Last summer was also Korea's hottest since nationwide records began in 1973. The national average temperature reached 25.7 degrees Celsius, while the average nighttime low climbed to a record 21.9 degrees, leaving many residents with little relief even after sunset.

Europe is now confronting many of the same challenges, but the response has been markedly different.
 
Residents cool off by the Cheonggyecheon Stream in central Seoul on June 30, as a heat advisory remains in effect across the capital. AJP Yoo Na-hyun

Across much of the continent, households still rely primarily on passive cooling by closing shutters during the day and ventilating homes at night. 

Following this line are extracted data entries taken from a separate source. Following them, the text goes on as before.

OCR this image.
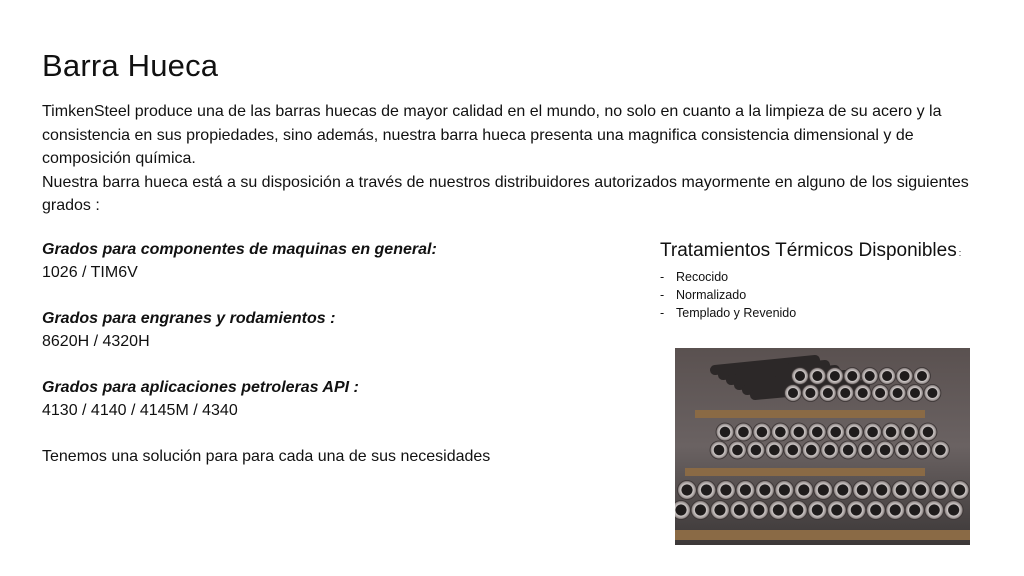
Barra Hueca

TimkenSteel produce una de las barras huecas de mayor calidad en el mundo, no solo en cuanto a la limpieza de su acero y la consistencia en sus propiedades, sino además, nuestra barra hueca presenta una magnifica consistencia dimensional y de composición química.

Nuestra barra hueca está a su disposición a través de nuestros distribuidores autorizados mayormente en alguno de los siguientes grados :

Grados para componentes de maquinas en general:
1026 / TIM6V
Grados para engranes y rodamientos :
8620H / 4320H
Grados para aplicaciones petroleras API :
4130 / 4140 / 4145M / 4340
Tenemos una solución para para cada una de sus necesidades
Tratamientos Térmicos Disponibles :
- Recocido
- Normalizado
- Templado y Revenido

According to the International Energy Agency, household air-conditioner ownership averages around 20 percent across Europe, although rates vary widely, from 56 percent in Italy and 41 percent in Spain to 25 percent in France, 5 percent in the United Kingdom and just 3 percent in Germany.

In Korean households, the rate is 98 percent of Korean households.

Even with cooling available in almost every home, consumers continue spending on an expanding range of products designed to make daily life outdoors more bearable.

What distinguishes Korea is not simply the demand for cooling products but the breadth of categories they now occupy. 

Heat-relief products increasingly blur the lines between beauty, fashion, healthcare and personal care, extending from cooling shampoos and sun powders to frozen neck wraps, cooling innerwear and wearable accessories.

The result is a consumer market that has adapted to climate change with remarkable speed.

For Europeans, surviving another scorching summer may still mean searching for shade or jumping into the nearest river.

For Koreans, it increasingly means stopping by the cosmetics aisle first.